Jakarta (ANTARA) -
Praktisi kesehatan dan dosen Warwick Medical School, Dr James Gill, menyatakan merokok adalah faktor risiko yang signifikan (terkait risiko) terinfeksi COVID-19.
Terdapat sejumlah faktor terkait merokok yang memengaruhi kemampuan tubuh untuk melawan infeksi. “Ada banyak faktor yang saling terkait mengapa merokok mengurangi kemampuan tubuh untuk melawan infeksi – dari kemampuan untuk mendapatkan oksigen dari darah ke jaringan, hingga peningkatan kadar karbon monoksida dalam darah,” jelasnya, dalam informasi tertulis yang diterima Antara di Jakarta, Senin.
Salah satu alasan terbesar yang memungkinkan risiko infeksi pernapasan pada perokok terus meningkat adalah kerusakan dan kematian yang terjadi pada silia (bulu-bulu halus) di saluran udara dan paru-paru.

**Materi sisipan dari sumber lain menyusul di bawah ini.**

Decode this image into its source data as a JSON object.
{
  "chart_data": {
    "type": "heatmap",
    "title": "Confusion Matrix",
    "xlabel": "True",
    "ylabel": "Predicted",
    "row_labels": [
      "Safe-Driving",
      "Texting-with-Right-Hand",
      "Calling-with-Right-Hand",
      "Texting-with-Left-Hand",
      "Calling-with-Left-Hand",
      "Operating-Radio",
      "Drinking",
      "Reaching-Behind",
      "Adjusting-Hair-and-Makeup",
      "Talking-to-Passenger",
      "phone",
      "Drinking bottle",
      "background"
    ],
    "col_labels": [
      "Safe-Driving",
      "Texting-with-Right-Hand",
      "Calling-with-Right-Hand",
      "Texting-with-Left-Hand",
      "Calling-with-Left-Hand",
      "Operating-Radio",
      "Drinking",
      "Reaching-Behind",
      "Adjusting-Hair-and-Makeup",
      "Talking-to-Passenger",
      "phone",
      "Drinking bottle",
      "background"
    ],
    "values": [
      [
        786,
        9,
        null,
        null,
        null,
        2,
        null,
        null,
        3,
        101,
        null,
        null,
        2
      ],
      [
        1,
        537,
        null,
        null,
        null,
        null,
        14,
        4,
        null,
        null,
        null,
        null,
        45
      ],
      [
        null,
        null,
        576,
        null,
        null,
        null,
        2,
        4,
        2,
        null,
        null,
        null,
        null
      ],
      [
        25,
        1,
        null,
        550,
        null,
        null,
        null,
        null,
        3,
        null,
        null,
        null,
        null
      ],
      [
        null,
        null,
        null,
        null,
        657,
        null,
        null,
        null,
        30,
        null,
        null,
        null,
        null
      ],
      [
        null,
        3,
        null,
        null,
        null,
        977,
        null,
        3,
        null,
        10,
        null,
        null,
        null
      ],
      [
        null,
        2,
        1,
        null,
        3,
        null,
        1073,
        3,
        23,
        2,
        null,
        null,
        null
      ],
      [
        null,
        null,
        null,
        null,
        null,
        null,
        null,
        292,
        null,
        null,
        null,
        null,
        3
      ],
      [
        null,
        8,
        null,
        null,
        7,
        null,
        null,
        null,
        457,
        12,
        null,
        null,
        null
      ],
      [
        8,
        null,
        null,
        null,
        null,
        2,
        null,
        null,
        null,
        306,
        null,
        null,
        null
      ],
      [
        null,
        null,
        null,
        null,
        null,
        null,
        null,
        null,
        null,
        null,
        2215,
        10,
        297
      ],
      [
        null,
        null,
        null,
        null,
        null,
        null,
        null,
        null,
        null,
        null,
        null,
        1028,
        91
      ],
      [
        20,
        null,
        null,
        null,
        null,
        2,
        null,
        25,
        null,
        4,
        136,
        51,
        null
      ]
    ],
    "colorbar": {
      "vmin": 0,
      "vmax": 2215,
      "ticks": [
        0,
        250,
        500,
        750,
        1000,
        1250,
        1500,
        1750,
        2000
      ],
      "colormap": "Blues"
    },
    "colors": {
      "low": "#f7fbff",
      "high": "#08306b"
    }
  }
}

Silia bertugas melapisi saluran udara, sehingga memiliki peran yang sangat vital dalam membersihkan lendir dan kotoran, serta menyaring partikel-partikel yang dihirup. Dengan begitu, silia berperan dalam mencegah virus dan bakteri masuk ke paru-paru.

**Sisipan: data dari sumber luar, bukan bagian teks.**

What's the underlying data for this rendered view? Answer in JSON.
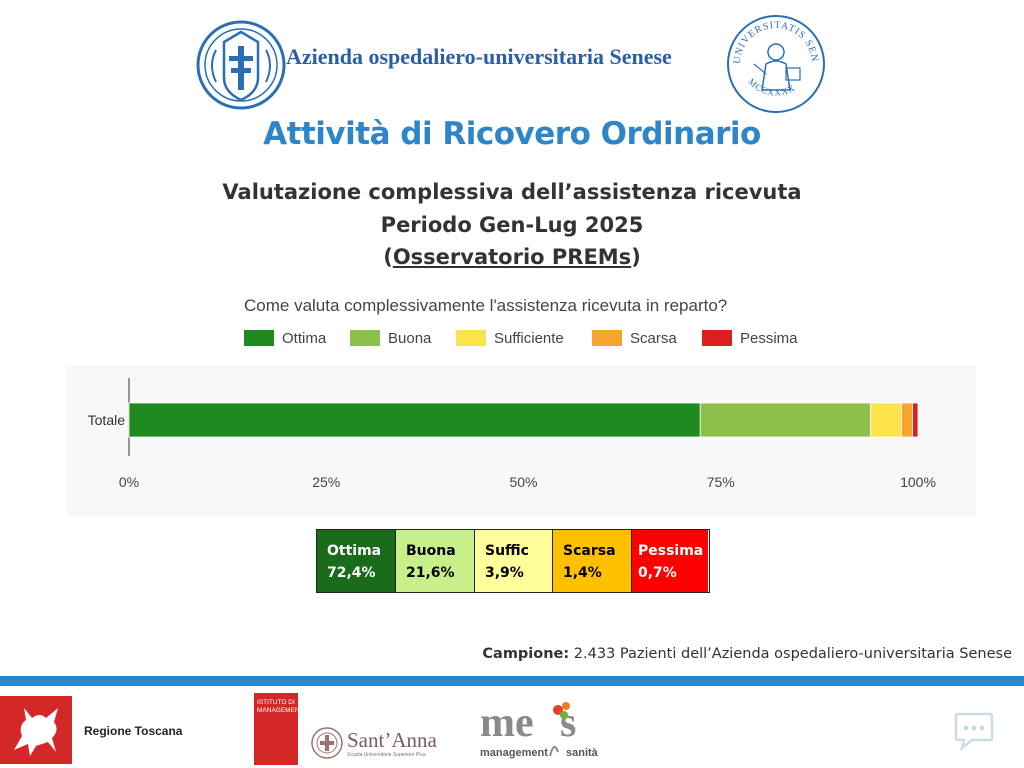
{
  "header": {
    "hospital_name": "Azienda ospedaliero-universitaria Senese",
    "right_seal_top_text": "UNIVERSITATIS SENARUM",
    "right_seal_bottom_text": "MCCXXXX"
  },
  "title": "Attività di Ricovero Ordinario",
  "subtitle": {
    "line1": "Valutazione complessiva dell’assistenza ricevuta",
    "line2": "Periodo Gen-Lug 2025",
    "line3_open": "(",
    "line3_link": "Osservatorio PREMs",
    "line3_close": ")"
  },
  "colors": {
    "ottima": "#1f8a1f",
    "buona": "#8cc04b",
    "sufficiente": "#fce34a",
    "scarsa": "#f6a52e",
    "pessima": "#d9201c",
    "title_blue": "#2e86c9"
  },
  "chart_data": {
    "type": "bar",
    "orientation": "horizontal",
    "stacked": true,
    "title": "Come valuta complessivamente l'assistenza ricevuta in reparto?",
    "categories": [
      "Totale"
    ],
    "series": [
      {
        "name": "Ottima",
        "values": [
          72.4
        ],
        "color": "#1f8a1f"
      },
      {
        "name": "Buona",
        "values": [
          21.6
        ],
        "color": "#8cc04b"
      },
      {
        "name": "Sufficiente",
        "values": [
          3.9
        ],
        "color": "#fce34a"
      },
      {
        "name": "Scarsa",
        "values": [
          1.4
        ],
        "color": "#f6a52e"
      },
      {
        "name": "Pessima",
        "values": [
          0.7
        ],
        "color": "#d9201c"
      }
    ],
    "xlim": [
      0,
      100
    ],
    "x_ticks": [
      "0%",
      "25%",
      "50%",
      "75%",
      "100%"
    ],
    "legend_position": "top",
    "grid": false
  },
  "summary_table": [
    {
      "label": "Ottima",
      "value": "72,4%",
      "bg": "#1a6b1a",
      "fg": "#ffffff"
    },
    {
      "label": "Buona",
      "value": "21,6%",
      "bg": "#c8f08a",
      "fg": "#000000"
    },
    {
      "label": "Suffic",
      "value": "3,9%",
      "bg": "#ffff9c",
      "fg": "#000000"
    },
    {
      "label": "Scarsa",
      "value": "1,4%",
      "bg": "#ffc000",
      "fg": "#000000"
    },
    {
      "label": "Pessima",
      "value": "0,7%",
      "bg": "#ff0000",
      "fg": "#ffffff"
    }
  ],
  "sample": {
    "label": "Campione:",
    "text": " 2.433 Pazienti dell’Azienda ospedaliero-universitaria Senese"
  },
  "footer": {
    "regione_label": "Regione Toscana",
    "sssa_box_label": "ISTITUTO DI MANAGEMENT",
    "sssa_name": "Sant’Anna",
    "sssa_sub": "Scuola Universitaria Superiore Pisa",
    "mes_text_left": "management",
    "mes_text_right": "sanità"
  },
  "icons": {
    "left_logo": "hospital-crest-icon",
    "right_logo": "university-seal-icon",
    "regione": "pegasus-icon",
    "chat": "chat-bubble-icon"
  }
}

Baca juga: Tilang pengemudi merokok saat berkendara
James menjelaskan bahan kimia yang terkandung dalam rokok memiliki dua efek serius pada silia ketika dihirup. Pertama adalah mengurangi gerakan silia, yang berarti akan lebih sulit untuk memindahkan lendir dan kotoran agar bisa keluar dari paru-paru. Seiring waktu, asap yang dihirup dari rokok lama-kelamaan juga dapat membunuh silia, hingga akhirnya meningkatkan risiko infeksi virus secara drastis.
Karena itu, dia mengimbau agar perokok segera berhenti merokok untuk memperbaiki fungsi silia yang tersisa. “Bahkan ketika berhenti merokok hanya dalam waktu 24 jam, dapat dilihat peningkatan besar pada fungsi silia. Semakin lama Anda berhenti merokok, maka semakin besar pemulihannya,” katanya.
Alternatif lainnya, James menyarankan perokok untuk mengganti rokok dengan rokok elektrik karena memiliki kandungan zat kimia yang lebih rendah. Meski ada kemungkinan gas panas yang terlibat dalam penguapan juga berdampak pada silia dan fungsi paru-paru secara keseluruhan, namun risikonya jauh lebih rendah bagi sistem pernapasan tubuh dibandingkan dengan merokok. Ia juga menambahkan bahwa dibutuhkan lebih banyak penelitian untuk memahami dampak-dampak ini sepenuhnya.
Baca juga: Indonesia hadapi persoalan serius terkait rokok tembakau
Pendapat serupa juga disampaikan ahli dari University of East Anglia sekaligus Chief Investigator The NeSCi Study, Dr Caitlin Notley.
“Produk tembakau alternatif adalah pilihan konsumen yang paling populer untuk membantu berhenti merokok,” terangnya.
Sejauh ini, Caitlin menyatakan belum ada bukti yang menunjukkan bahwa menggunakan produk tembakau alternatif akan meningkatkan risiko terjangkit (infection rate) atau memperparah kondisi pasien COVID-19. Meski tidak menutup kemungkinan terdapat beberapa kondisi terlihat pada kelompok yang rentan.